YOUR correspondent Mr O’Connor (The Bolton News, April 5) clearly subscribes to the doghandler school of childrearing. You know, the sort of people who still believe that children, wives and carpets should be beaten regularly. The question he and his ilk need to answer is “how do all of the other developed economies of Western Europe contrive to educate their young without instuting a Reign of Terror in the classroom?” For indeed they do! Are Brit children more stroppy, more anarchic than other people’s? The other guiding principle of this school of thought appears to be “if there is something we particularly dislike, blame it on Europe”.

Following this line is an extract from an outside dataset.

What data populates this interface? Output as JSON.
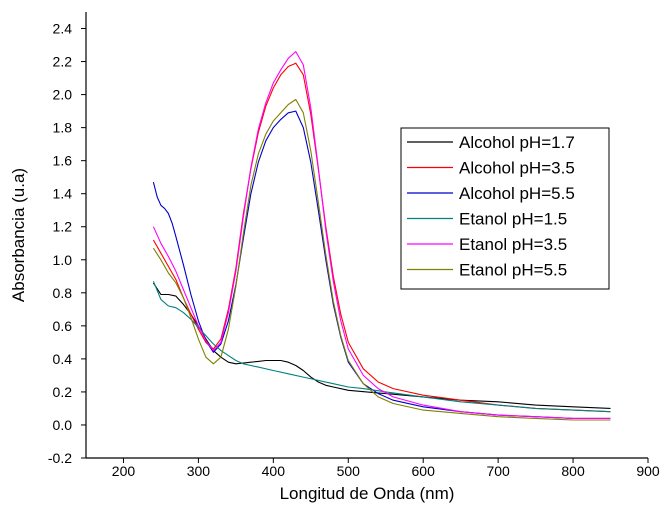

Two anecdotes spring to mind. A few decades back I was sharing a flat with a friend who taught physics at the best boys’ school in Leicester. It happened that a female colleague where I worked was going out with one of his sixth formers. I enquired, and the word came back that he was a lousy disciplinarian but because he was a brilliant communicator with an enthusiasm for his subject so obvious that they behaved in his lessons because they didn’t want to miss anything. More recently a friend’s youngest grandson was constantly in trouble and repeatedly getting excluded. He was bright, he was bored, and the school refused point blank to give him work that would test his abilities. Indeed, on one occasion a teacher rebuked him for showing up his less clever colleagues. He got good O levels, went on to do A levels at a local college, which thought he was worth teaching properly and has just attained a good 2.1 degree in computer studies at what used to be UMIST.

For people like your correspondent, there was once a golden age when to quote from the novelist Leslie Charteris: “English sportsmen worshipped God, and bent their bottoms to the rod, for the honour of the school.” For people a bit more sophisicated fear is not the best basis for a teaching relationship.